[openssl-users] ECDSA_SIG_new and ECDSA_SIG_free details

[Michael Wojcik]

> From: openssl-users [mailto:openssl-users-bounces at openssl.org] On Behalf
> Of Jeffrey Walton
> Sent: Wednesday, January 11, 2017 11:19
> To: OpenSSL Users
> Subject: Re: [openssl-users] ECDSA_SIG_new and ECDSA_SIG_free details
> 
> > Could someone from the OpenSSL team please explain the rationale for
> this
> > decision? What is the problem with using assignments with 0 or NULL to
> > initialize pointers?
> 
> I'm not from the team, so take it for what its worth...
> 
> On some systems, NULL is _not_ 0. NULL can be anywhere in memory the
> architecture wants it to be. It can be in a high page in memory, too.

This comment is misleading (as was Rich Salz's reply). Jeffrey's question, as phrased, is correct.

The definition of the NULL macro is mandated by the C standard. It is either an integer constant that evaluates to 0, or such a constant cast to void*.

The representation in memory of a null pointer need not be all-bits-zero. (The representation in memory of an integer constant with the value zero can either be all-bits-zero or, in the unlikely case of sign-magnitude integers, a sign bit of 1 followed by all-other-bits-zero.)

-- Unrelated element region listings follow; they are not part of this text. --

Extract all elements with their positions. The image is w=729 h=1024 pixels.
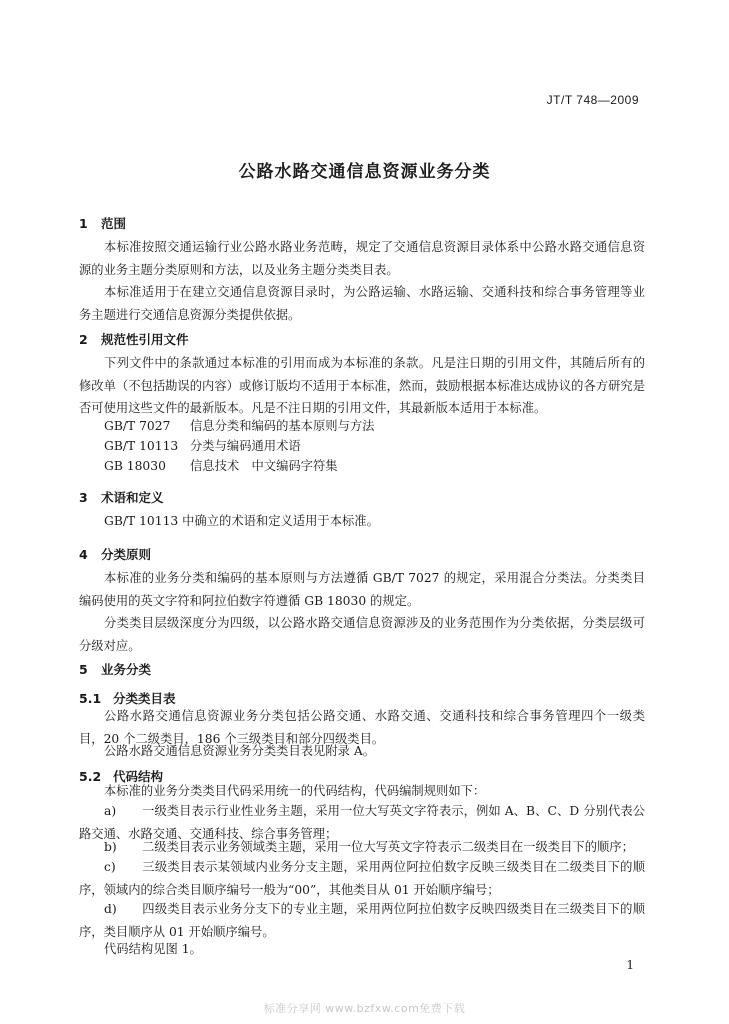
item-label: d) [104,902,117,916]
section-5-1-paragraph-1: 公路水路交通信息资源业务分类包括公路交通、水路交通、交通科技和综合事务管理四个一级类目，20 个二级类目，186 个三级类目和部分四级类目。 [79,709,645,746]
section-5-2-paragraph-1: 本标准的业务分类类目代码采用统一的代码结构，代码编制规则如下： [104,784,486,798]
code-rule-item [79,856,645,901]
section-5-heading [79,660,151,678]
section-4-paragraph-2: 分类类目层级深度分为四级，以公路水路交通信息资源涉及的业务范围作为分类依据，分类层级可分级对应。 [79,616,645,653]
section-5-2-paragraph-2: 代码结构见图 1。 [104,942,202,956]
document-title: 公路水路交通信息资源业务分类 [238,162,491,182]
item-text: 三级类目表示某领域内业务分支主题，采用两位阿拉伯数字反映三级类目在二级类目下的顺序，领域内的综合类目顺序编号一般为“00”，其他类目从 01 开始顺序编号； [79,860,645,897]
standard-code: JT/T 748—2009 [546,93,639,107]
reference-name: 信息分类和编码的基本原则与方法 [190,419,375,433]
reference-item [104,417,374,435]
section-1-paragraph-1: 本标准按照交通运输行业公路水路业务范畴，规定了交通信息资源目录体系中公路水路交通信息资源的业务主题分类原则和方法，以及业务主题分类类目表。 [79,240,645,277]
section-2-heading [79,330,189,348]
section-number: 5.1 [79,691,102,706]
section-4-paragraph-1: 本标准的业务分类和编码的基本原则与方法遵循 GB/T 7027 的规定，采用混合分类法。分类类目编码使用的英文字符和阿拉伯数字符遵循 GB 18030 的规定。 [79,571,645,608]
item-label: c) [104,860,116,874]
section-title: 分类原则 [101,547,152,562]
section-number: 5.2 [79,769,102,784]
section-4-heading [79,545,151,563]
section-number: 2 [79,332,88,347]
section-title: 范围 [101,216,127,231]
section-number: 4 [79,547,88,562]
item-label: a) [104,804,117,818]
watermark-text: 标准分享网 www.bzfxw.com免费下载 [263,1002,466,1015]
section-2-paragraph-1: 下列文件中的条款通过本标准的引用而成为本标准的条款。凡是注日期的引用文件，其随后所有的修改单（不包括勘误的内容）或修订版均不适用于本标准，然而，鼓励根据本标准达成协议的各方研究是否可使用这些文件的最新版本。凡是不注日期的引用文件，其最新版本适用于本标准。 [79,356,645,415]
section-title: 代码结构 [113,769,164,784]
reference-code: GB 18030 [104,459,166,473]
page-number: 1 [626,958,634,972]
reference-name: 分类与编码通用术语 [190,439,301,453]
section-number: 5 [79,662,88,677]
section-3-paragraph-1: GB/T 10113 中确立的术语和定义适用于本标准。 [104,514,379,528]
item-text: 四级类目表示业务分支下的专业主题，采用两位阿拉伯数字反映四级类目在三级类目下的顺序，类目顺序从 01 开始顺序编号。 [79,902,645,939]
section-3-heading [79,488,164,506]
section-number: 3 [79,490,88,505]
section-title: 规范性引用文件 [101,332,189,347]
section-1-paragraph-2: 本标准适用于在建立交通信息资源目录时，为公路运输、水路运输、交通科技和综合事务管理等业务主题进行交通信息资源分类提供依据。 [79,285,645,322]
section-title: 业务分类 [101,662,152,677]
reference-name: 信息技术 中文编码字符集 [190,459,338,473]
section-1-heading [79,214,126,232]
section-title: 术语和定义 [101,490,164,505]
item-text: 一级类目表示行业性业务主题，采用一位大写英文字符表示，例如 A、B、C、D 分别代表公路交通、水路交通、交通科技、综合事务管理； [79,804,645,841]
reference-item [104,457,338,475]
reference-item [104,437,301,455]
section-title: 分类类目表 [113,691,176,706]
code-rule-item [79,898,645,943]
item-label: b) [104,840,117,854]
section-number: 1 [79,216,88,231]
item-text: 二级类目表示业务领域类主题，采用一位大写英文字符表示二级类目在一级类目下的顺序； [142,840,634,854]
reference-code: GB/T 7027 [104,419,171,433]
reference-code: GB/T 10113 [104,439,179,453]
section-5-1-paragraph-2: 公路水路交通信息资源业务分类类目表见附录 A。 [104,744,376,758]
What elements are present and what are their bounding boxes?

In other words, *in C source code* a null pointer is *always* created by assigning the NULL macro, or a literal 0, or such a thing cast to an appropriate pointer type, to a pointer variable. Even if the representation of a null pointer in memory is not all-bits-zero. Similarly, comparing a null pointer to a literal 0 evaluates as true, regardless of the representation of null pointers. That's required by the C standard; if it doesn't work, you're using a language which is almost but not quite entirely unlike C.

However: Operations such as memset(object_pointer, 0, size) may NOT create null pointers, because memset simply sets the underlying bits without any knowledge of types or representations.

And that's why many programs don't work on implementations where the null pointer representation is not all-bits-zero: because they use shortcuts like memset and calloc to "clear" pointers (generally as part of structs containing pointer fields), rather than doing it properly.

Doing it properly, incidentally, looks like this:

   static const struct foo foo0; 	/* implicitly equivalent to ... foo0 = {0} */
   ...
   struct foo *bar = malloc(sizeof *bar);
   *bar = foo0;

Unfortunately writing proper C is a rare skill - relatively few C programmers have ever even read the language specification - and much C code is saddled with lots of ancient technical debt. Also, of course, it often doesn't make economic sense to accommodate rare implementations. How many C programs work correctly on implementations where CHAR_BIT > 8?

Michael Wojcik 
Distinguished Engineer, Micro Focus